A Waif on the Streets opened at the Theatre Royal, Melbourne on 13 February 1875.
They next played Grif and Waif at the Theatre Royal, Hobart, the latter being judged the better play. Launceston and Ballarat followed.
They played the Theatre Royal, Adelaide in June 1875, during which Towers' Grateful, or Maggie's Dream was staged for the first time. As was their custom when playing a new town, one performance was set aside where children were admitted free.
Brisbane followed, where Grateful was judged a "somewhat thrilling drama"
In 1876 Towers made a return to Adelaide, where he appeared in various comic roles and undertook production duties for Samuel Lazar at the Theatre Royal; his wife found some congenial roles and the two children made occasional appearances.

=== Overseas ===
In January 1877 the family left for a tour of England, where he picked up a cast to play Grif, Waif, and Grateful.
The company made a successful tour of England and, especially, Ireland. There was some concern for their safety when a body from the wreck of the ship James Service was identified as that of Mrs Towers, but proved to be mistaken identity.
Rosa left the theatre to play vaudeville, and her parents found occasional work. Towers made progress on adapting Émile Zola's L'assommoir to the English stage. This was around the time Charles Reade published his play Drink, first performed at the Princess Theatre, London, in 1879, also an adaptation of L'assommoir, and mercilessly parodied (as Boozed) when it played in Melbourne in 1888. Towers' Drinking was first performed in South Africa on 17 December 1879, which may have been its last.
They toured South Africa in 1880, taking the Theatre Royal, Cape Town (sub-leased from Captain Disney-Roebuck) and the Theatre Royal, Kimberley, in 1881, playing H.M.S. Pinafore with Towers as "Dick Deadeye", Rosa as "Josephine", and Kate as "Midshipman Mite". Their overseas tour had been lucrative, and Towers returned to Australia several thousand pounds the richer.

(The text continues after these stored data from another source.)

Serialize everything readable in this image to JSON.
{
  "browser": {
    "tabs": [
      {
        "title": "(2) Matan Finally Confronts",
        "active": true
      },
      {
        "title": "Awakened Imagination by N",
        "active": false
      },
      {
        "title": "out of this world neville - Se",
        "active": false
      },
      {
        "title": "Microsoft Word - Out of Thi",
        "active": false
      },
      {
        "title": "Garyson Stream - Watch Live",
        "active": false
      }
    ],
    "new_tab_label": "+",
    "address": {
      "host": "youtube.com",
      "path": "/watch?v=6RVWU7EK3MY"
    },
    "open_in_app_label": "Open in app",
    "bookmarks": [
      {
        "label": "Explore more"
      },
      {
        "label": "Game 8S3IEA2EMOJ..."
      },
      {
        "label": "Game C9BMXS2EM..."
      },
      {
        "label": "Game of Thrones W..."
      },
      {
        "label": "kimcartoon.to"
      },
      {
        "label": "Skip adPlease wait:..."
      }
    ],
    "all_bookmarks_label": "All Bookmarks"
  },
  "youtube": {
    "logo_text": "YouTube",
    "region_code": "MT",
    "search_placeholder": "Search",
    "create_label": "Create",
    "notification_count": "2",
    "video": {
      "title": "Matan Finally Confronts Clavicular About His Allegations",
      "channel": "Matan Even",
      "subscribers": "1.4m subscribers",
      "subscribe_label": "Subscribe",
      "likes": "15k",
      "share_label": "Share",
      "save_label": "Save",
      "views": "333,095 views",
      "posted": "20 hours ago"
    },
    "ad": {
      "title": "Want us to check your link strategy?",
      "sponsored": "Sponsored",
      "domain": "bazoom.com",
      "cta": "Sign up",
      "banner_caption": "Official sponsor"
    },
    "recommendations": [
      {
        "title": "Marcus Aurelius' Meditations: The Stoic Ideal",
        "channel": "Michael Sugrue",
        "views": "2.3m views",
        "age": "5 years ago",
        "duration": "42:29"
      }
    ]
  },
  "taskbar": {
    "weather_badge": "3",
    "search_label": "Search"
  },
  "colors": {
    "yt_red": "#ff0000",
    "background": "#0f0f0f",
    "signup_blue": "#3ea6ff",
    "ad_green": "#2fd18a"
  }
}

In January 1883 A Waif of the Streets was revived at the Gaiety Theatre, Sydney, with Kate playing the waif and Rosa (now too old for that role) as an actress.

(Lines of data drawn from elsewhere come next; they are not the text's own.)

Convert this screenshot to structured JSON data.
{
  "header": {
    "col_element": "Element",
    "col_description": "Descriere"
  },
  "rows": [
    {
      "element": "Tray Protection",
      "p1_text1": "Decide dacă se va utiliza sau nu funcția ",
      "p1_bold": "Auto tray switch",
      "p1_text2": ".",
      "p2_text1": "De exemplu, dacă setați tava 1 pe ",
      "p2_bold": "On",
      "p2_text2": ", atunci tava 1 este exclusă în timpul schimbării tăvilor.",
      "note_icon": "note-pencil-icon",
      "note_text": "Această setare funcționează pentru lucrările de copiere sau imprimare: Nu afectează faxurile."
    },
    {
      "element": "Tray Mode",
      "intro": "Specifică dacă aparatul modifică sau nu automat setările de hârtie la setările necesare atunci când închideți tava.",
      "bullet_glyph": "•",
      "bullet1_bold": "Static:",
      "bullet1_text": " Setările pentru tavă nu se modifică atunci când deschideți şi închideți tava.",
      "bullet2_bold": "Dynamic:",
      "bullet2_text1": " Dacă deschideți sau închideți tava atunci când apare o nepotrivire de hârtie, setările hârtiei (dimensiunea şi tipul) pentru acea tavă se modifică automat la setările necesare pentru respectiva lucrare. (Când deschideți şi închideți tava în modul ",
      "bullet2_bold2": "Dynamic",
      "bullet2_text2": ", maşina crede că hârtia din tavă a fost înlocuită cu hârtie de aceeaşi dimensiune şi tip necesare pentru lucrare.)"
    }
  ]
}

Towers was lessee of the Victoria Theatre, Newcastle, for a period around 1883–1884.

Having lost money on several Australian ventures, Towers undertook a tour of India. He died there early in 1886, virtually destitute. His wife, seriously incapacitated and bedridden, died on 19 November 1887 in Whoro, (Note: This placename has not been found elsewhere, and may be a typographical error, but no alternative has been found.) India.

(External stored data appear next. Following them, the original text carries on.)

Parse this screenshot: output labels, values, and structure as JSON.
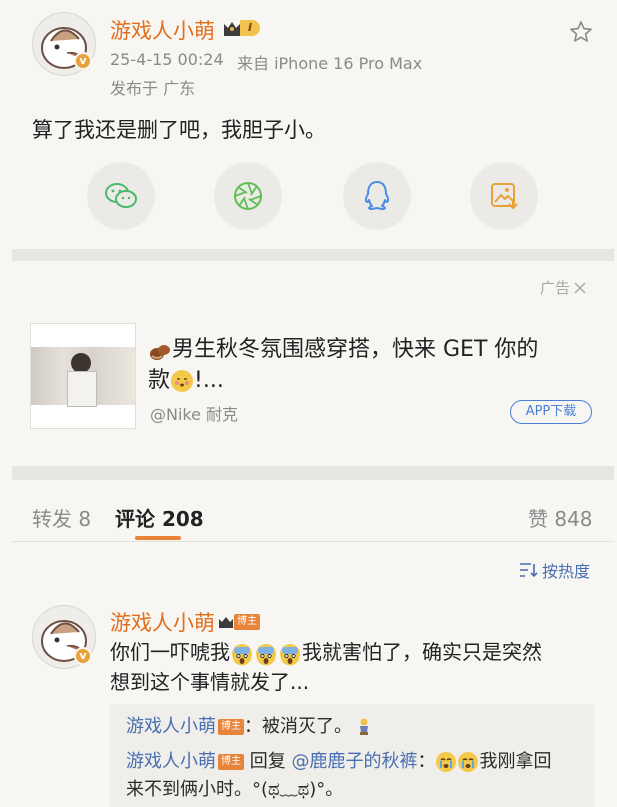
{
  "post": {
    "author": "游戏人小萌",
    "level_badge": "I",
    "timestamp": "25-4-15 00:24",
    "source": "来自 iPhone 16 Pro Max",
    "location": "发布于 广东",
    "text": "算了我还是删了吧，我胆子小。"
  },
  "share": [
    {
      "name": "wechat-icon",
      "color": "#4ab96a"
    },
    {
      "name": "moments-icon",
      "color": "#5fbf56"
    },
    {
      "name": "qq-icon",
      "color": "#4a8be8"
    },
    {
      "name": "save-image-icon",
      "color": "#e8a23a"
    }
  ],
  "ad": {
    "label": "广告",
    "title_line1": "男生秋冬氛围感穿搭，快来 GET 你的",
    "title_line2": "款",
    "title_suffix": "!...",
    "brand": "@Nike 耐克",
    "cta": "APP下载"
  },
  "tabs": {
    "repost": "转发 8",
    "comments": "评论 208",
    "likes": "赞 848"
  },
  "sort": {
    "label": "按热度"
  },
  "comment": {
    "author": "游戏人小萌",
    "role": "博主",
    "text_part1": "你们一吓唬我",
    "text_part2": "我就害怕了，确实只是突然",
    "text_line2": "想到这个事情就发了...",
    "replies": [
      {
        "author": "游戏人小萌",
        "role": "博主",
        "text": "：被消灭了。"
      },
      {
        "author": "游戏人小萌",
        "role": "博主",
        "prefix": "回复",
        "mention": "@鹿鹿子的秋裤",
        "text": "：",
        "text2": "我刚拿回",
        "text_line2": "来不到俩小时。°(ಥ﹏ಥ)°。"
      }
    ]
  }
}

Nothing was heard from Rosa Towers after 1889, when she appeared in a restaging of Grif. Her early promise of great talent was not fulfilled. She had secretly married an actor named Woods and left her father's troupe, but no further information has been found.

== Works ==
- Grif (1874), adaptation of the novel Grif (Farjeon)
- A Waif of the Streets (1874)
- Grateful, or Maggie's Dream (1875)
- Drinking (1879), adaptation of L'assommoir (Zola)
He was also the author of several, perhaps many, pantomimes.

== Family ==
Frank Towers (1835–1886) married Ann Jane Glogoski or Glogowsky, née Buckingham (7 October 1835 – 19 November 1887) in 1882. The actor George Buckingham (6 November 1839 – 19 August 1864 [drowned in NZ]) was a brother. They had two daughters:
- Rosa Towers (18 November 1864 – ) was a notable juvenile lead. Rosa was his step daughter, her biological father was Samuel Glogoski.